By Emma Stydahar

The past few months have been very exciting in terms of how women and girls are portrayed in print magazines.

Firstly, after SPARK staged a protest in support of SPARK member Julia Bluhm’s petition urging Seventeen Magazine to change their photoshop policy, in this months issue of Seventeen editor-in-chief Ann Shoket announced that the face and body sizes of the models in their magazines will not be digitally altered in any of the spreads in the magazine. Congrats guys– SPARK WON !  We’re so excited about Seventeen’s new photoshop policy. Teen girls not being exposed to the unrealistic, digitally disfigured bodies and faces in their Seventeen magazines definitly has the potential to change the way they view their own bodies.  But to make this really impactful, we need to expand this change.
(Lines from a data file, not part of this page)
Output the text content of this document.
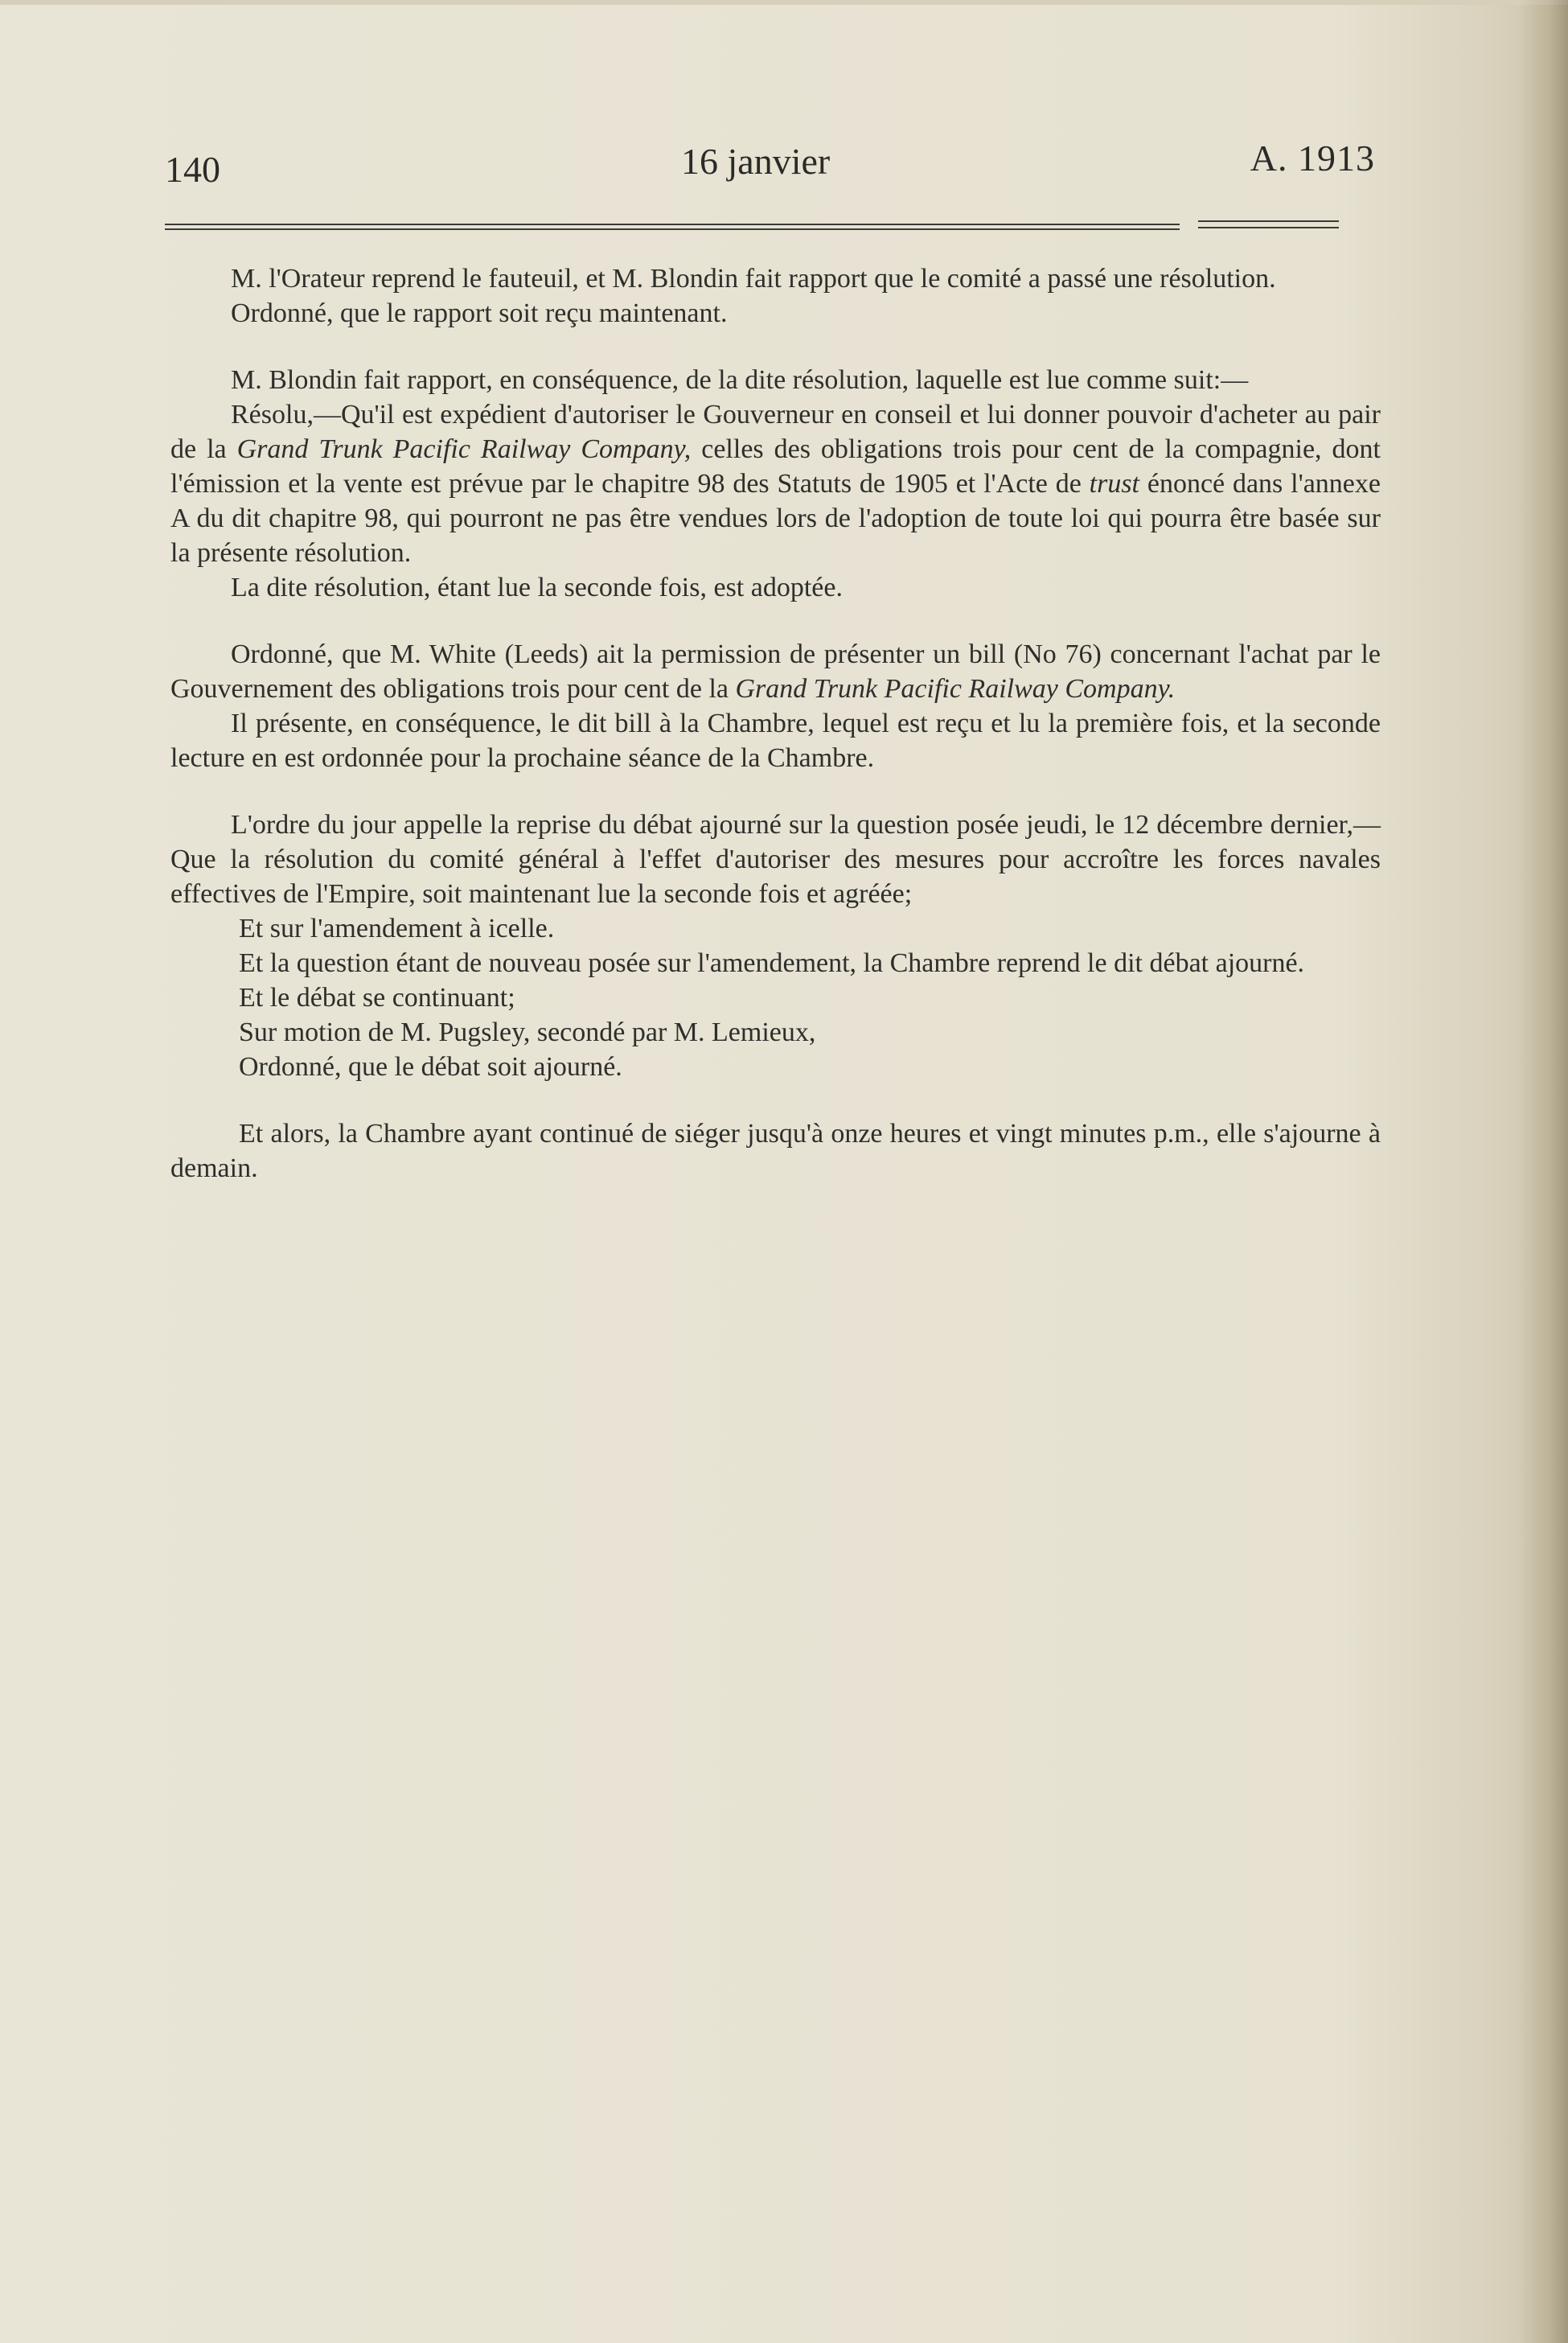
140	16 janvier	A. 1913

M. l'Orateur reprend le fauteuil, et M. Blondin fait rapport que le comité a passé une résolution.

Ordonné, que le rapport soit reçu maintenant.

M. Blondin fait rapport, en conséquence, de la dite résolution, laquelle est lue comme suit:—

Résolu,—Qu'il est expédient d'autoriser le Gouverneur en conseil et lui donner pouvoir d'acheter au pair de la Grand Trunk Pacific Railway Company, celles des obligations trois pour cent de la compagnie, dont l'émission et la vente est prévue par le chapitre 98 des Statuts de 1905 et l'Acte de trust énoncé dans l'annexe A du dit chapitre 98, qui pourront ne pas être vendues lors de l'adoption de toute loi qui pourra être basée sur la présente résolution.

La dite résolution, étant lue la seconde fois, est adoptée.

Ordonné, que M. White (Leeds) ait la permission de présenter un bill (No 76) concernant l'achat par le Gouvernement des obligations trois pour cent de la Grand Trunk Pacific Railway Company.

Il présente, en conséquence, le dit bill à la Chambre, lequel est reçu et lu la première fois, et la seconde lecture en est ordonnée pour la prochaine séance de la Chambre.

L'ordre du jour appelle la reprise du débat ajourné sur la question posée jeudi, le 12 décembre dernier,—Que la résolution du comité général à l'effet d'autoriser des mesures pour accroître les forces navales effectives de l'Empire, soit maintenant lue la seconde fois et agréée;

Et sur l'amendement à icelle.

Et la question étant de nouveau posée sur l'amendement, la Chambre reprend le dit débat ajourné.

Et le débat se continuant;

Sur motion de M. Pugsley, secondé par M. Lemieux,

Ordonné, que le débat soit ajourné.

Et alors, la Chambre ayant continué de siéger jusqu'à onze heures et vingt minutes p.m., elle s'ajourne à demain.
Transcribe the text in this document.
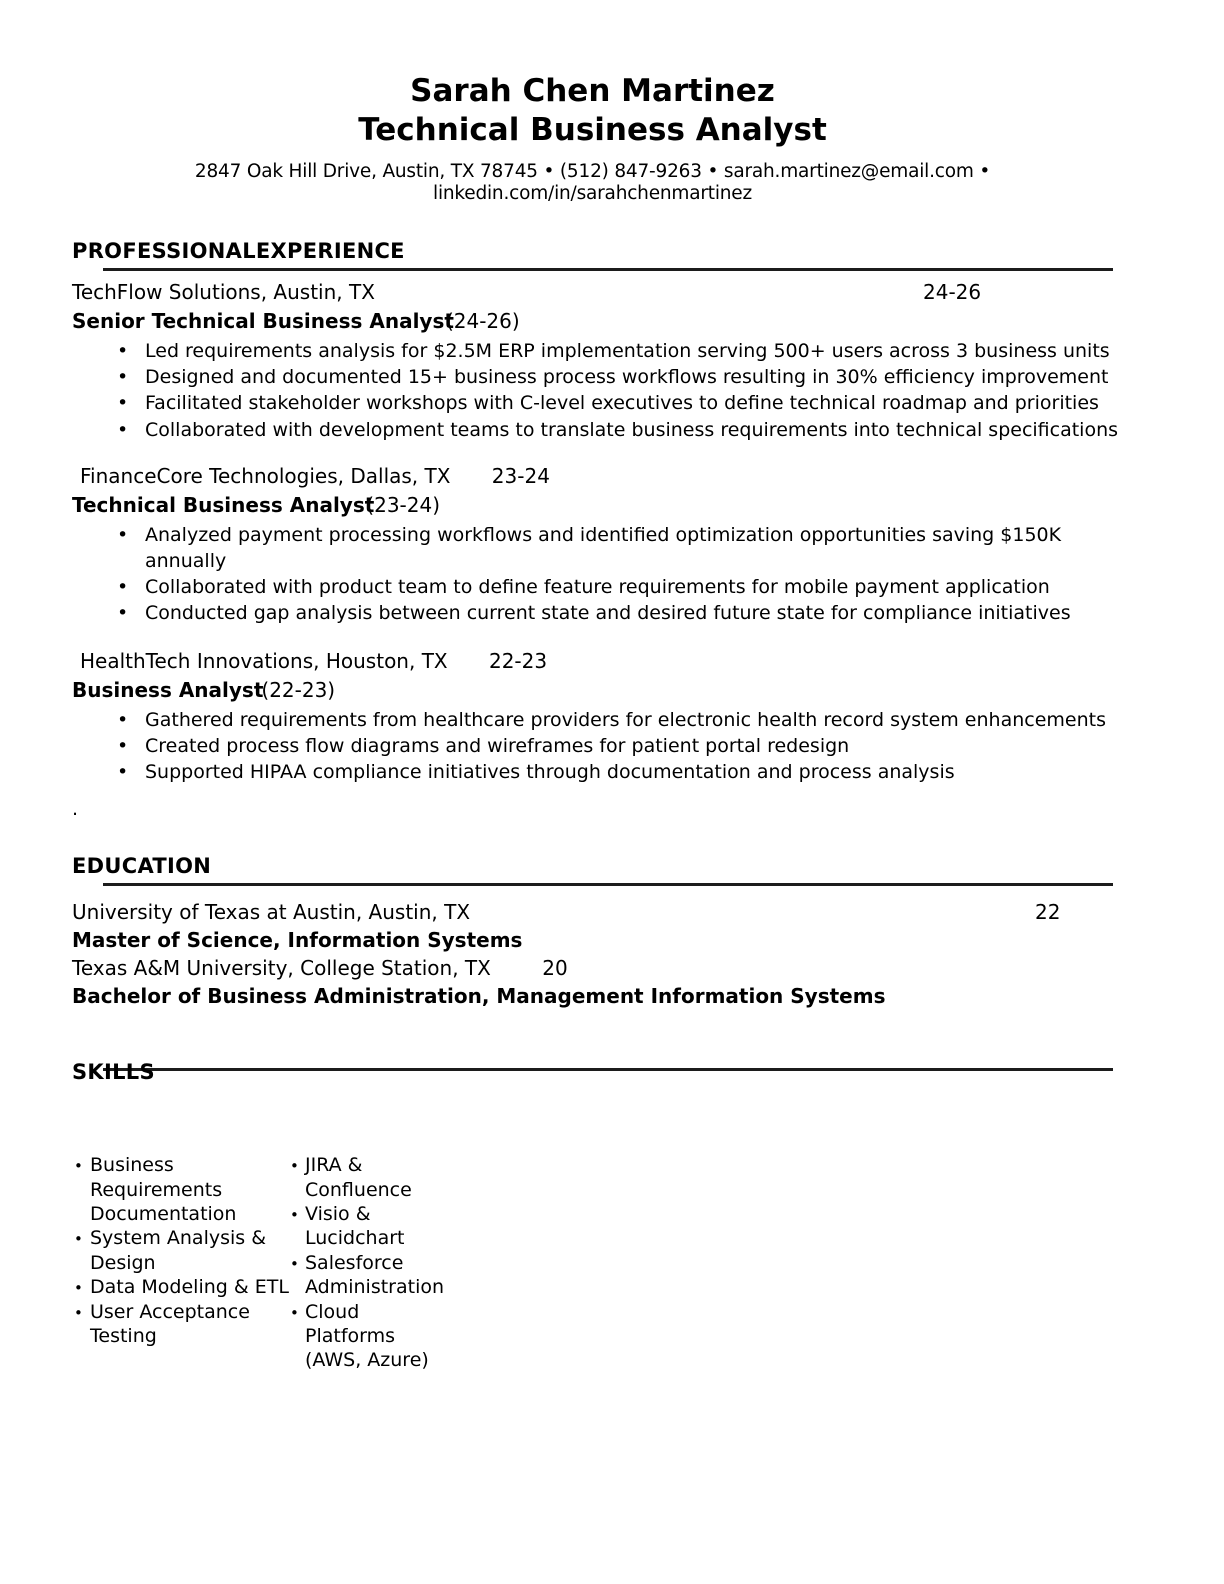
Sarah Chen Martinez
Technical Business Analyst
2847 Oak Hill Drive, Austin, TX 78745 • (512) 847-9263 • sarah.martinez@email.com • linkedin.com/in/sarahchenmartinez
PROFESSIONALEXPERIENCE
TechFlow Solutions, Austin, TX	24-26
Senior Technical Business Analyst(24-26)
• Led requirements analysis for $2.5M ERP implementation serving 500+ users across 3 business units
• Designed and documented 15+ business process workflows resulting in 30% efficiency improvement
• Facilitated stakeholder workshops with C-level executives to define technical roadmap and priorities
• Collaborated with development teams to translate business requirements into technical specifications
FinanceCore Technologies, Dallas, TX 23-24
Technical Business Analyst(23-24)
• Analyzed payment processing workflows and identified optimization opportunities saving $150K annually
• Collaborated with product team to define feature requirements for mobile payment application
• Conducted gap analysis between current state and desired future state for compliance initiatives
HealthTech Innovations, Houston, TX 22-23
Business Analyst(22-23)
• Gathered requirements from healthcare providers for electronic health record system enhancements
• Created process flow diagrams and wireframes for patient portal redesign
• Supported HIPAA compliance initiatives through documentation and process analysis
.
EDUCATION
University of Texas at Austin, Austin, TX	22
Master of Science, Information Systems
Texas A&M University, College Station, TX	20
Bachelor of Business Administration, Management Information Systems
SKILLS
• Business Requirements Documentation
• System Analysis & Design
• Data Modeling & ETL
• User Acceptance Testing
• JIRA & Confluence
• Visio & Lucidchart
• Salesforce Administration
• Cloud Platforms (AWS, Azure)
Secondly, Vogue has recently announced that as of their June issue they will be adhere to specific rules regarding models age and weight. No models under the age of 16 or who appear to have an eating disorder will be hired or appear in any of Vogue’s publication (it is unclear if the age rule will or will not apply to Teen Vogue).

Now we’re on to the next step. Vogue’s new model rules are an admirable first step, as long as they continue to be adhered to. But now we want Teen Vogue to follow Seventeen’s lead. In our new petition on we’re asking Teen Vogue to make a public statement promising to not digitally alter the face or body sizes of ANY model who appears in their magazine.

By signing this petition you are sending a message: real girls are really beautiful WITHOUT being digitally altered. And not only are you sending that message to the teen magazines, your sending it to the young women who read these publications, who have been programmed to believe that because their bodies don’t measure up to the photoshopped models in these magazines that they are not beautiful enough, not thin enough, not good enough.